We’ve seen how this can empower councils. Many of them were previously left scrambling to explain what appears in state government models as lagging operational performance, to confidently elaborate on the context of their performance against directly comparable councils, as well as the broader sector.

It also provides confidence in the comparative nature of specific performance indicators, even in highly sensitive areas around human resources and financial management, allowing councils to de-silo their approach to driving performance and importantly, encourage much stronger regional collaboration.
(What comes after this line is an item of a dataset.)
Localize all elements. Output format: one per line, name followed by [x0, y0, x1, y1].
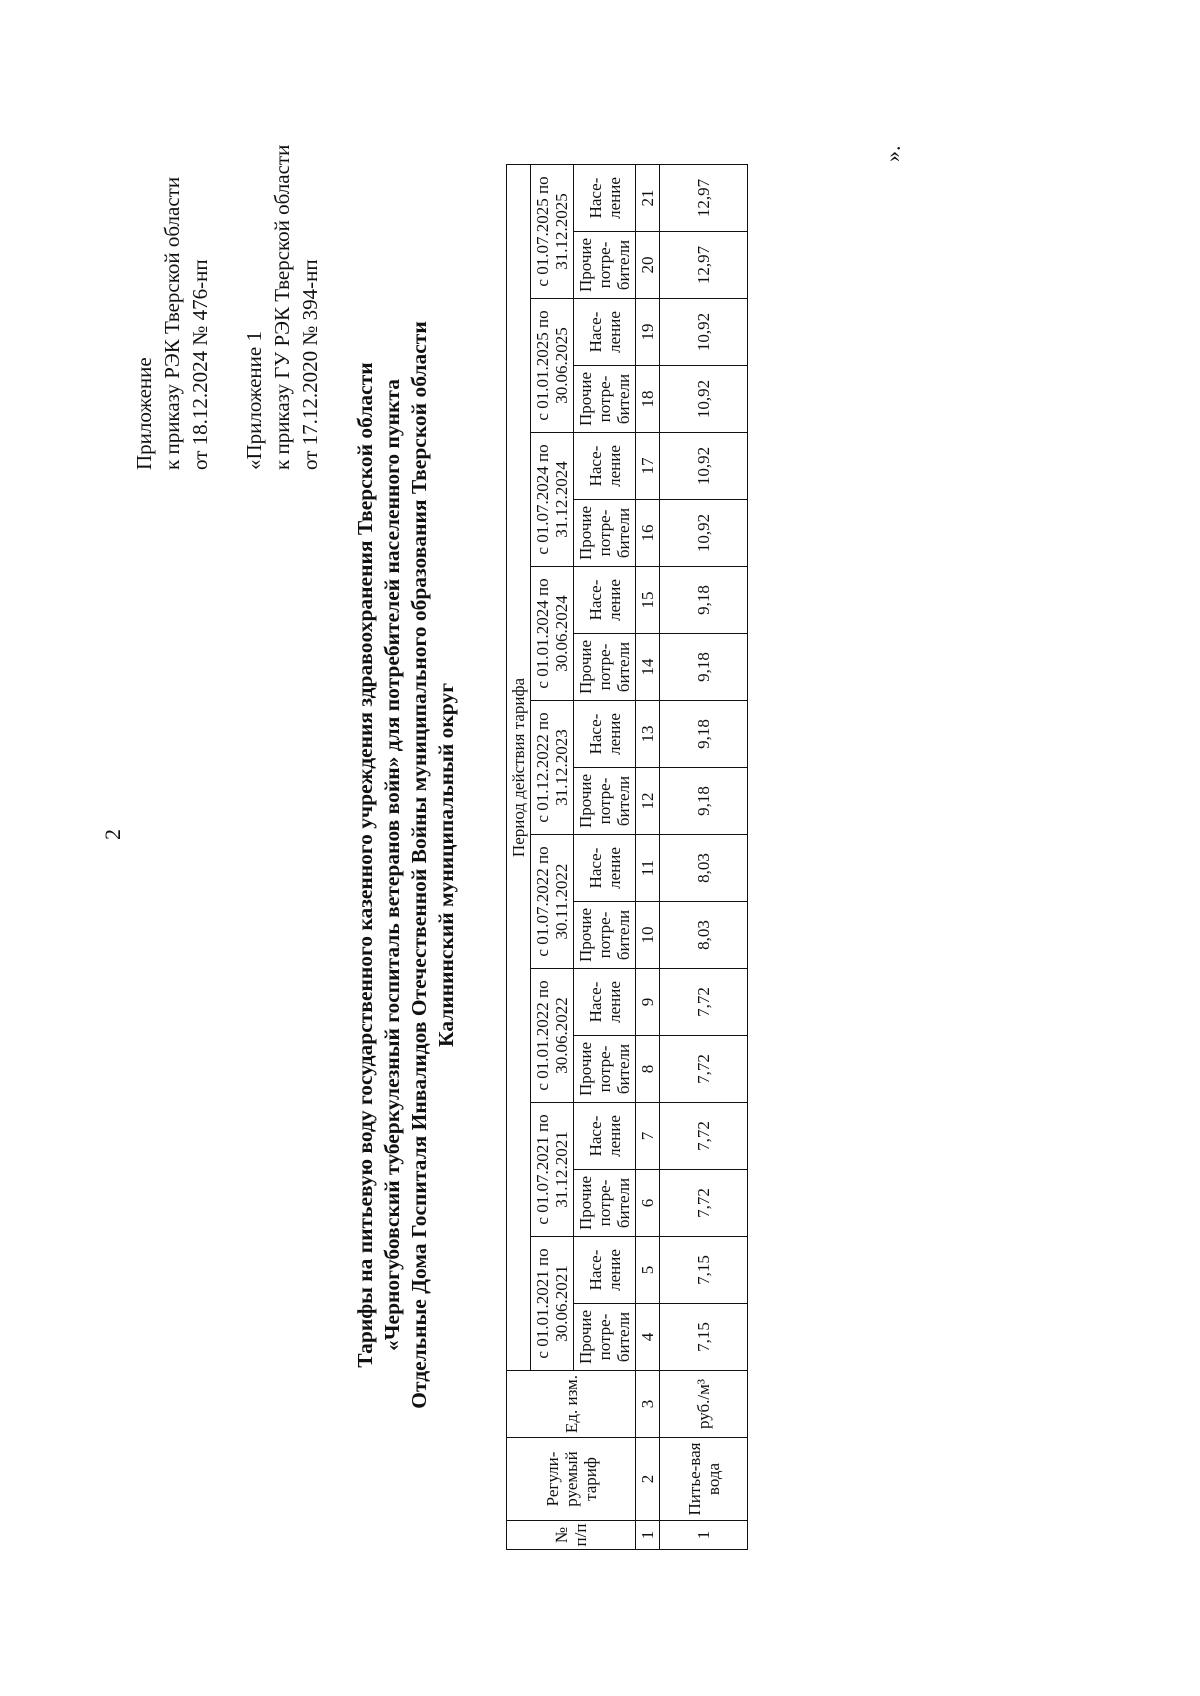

For many councils, this means they are now confident in their own performance tracking. The program has emphasised the need for better community performance indicators to allow councils to link more directly their operational efforts to achieve those results for their communities.

he ball is now squarely in the NSW Government’s court. It needs to support those councils who are confident in their internal performance reporting, by delivering a strong Performance Management Framework through sector consultation, to showcase their efforts – the ones they are already measuring.

Annalisa Haskell is CEO of Local Government Professionals Australia, NSW, the leading association representing all professionals in NSW local government. It is part of a national federation of associations. Annalisa is developer of the Australasian LG Performance Excellence Program, developed in collaboration with PwC.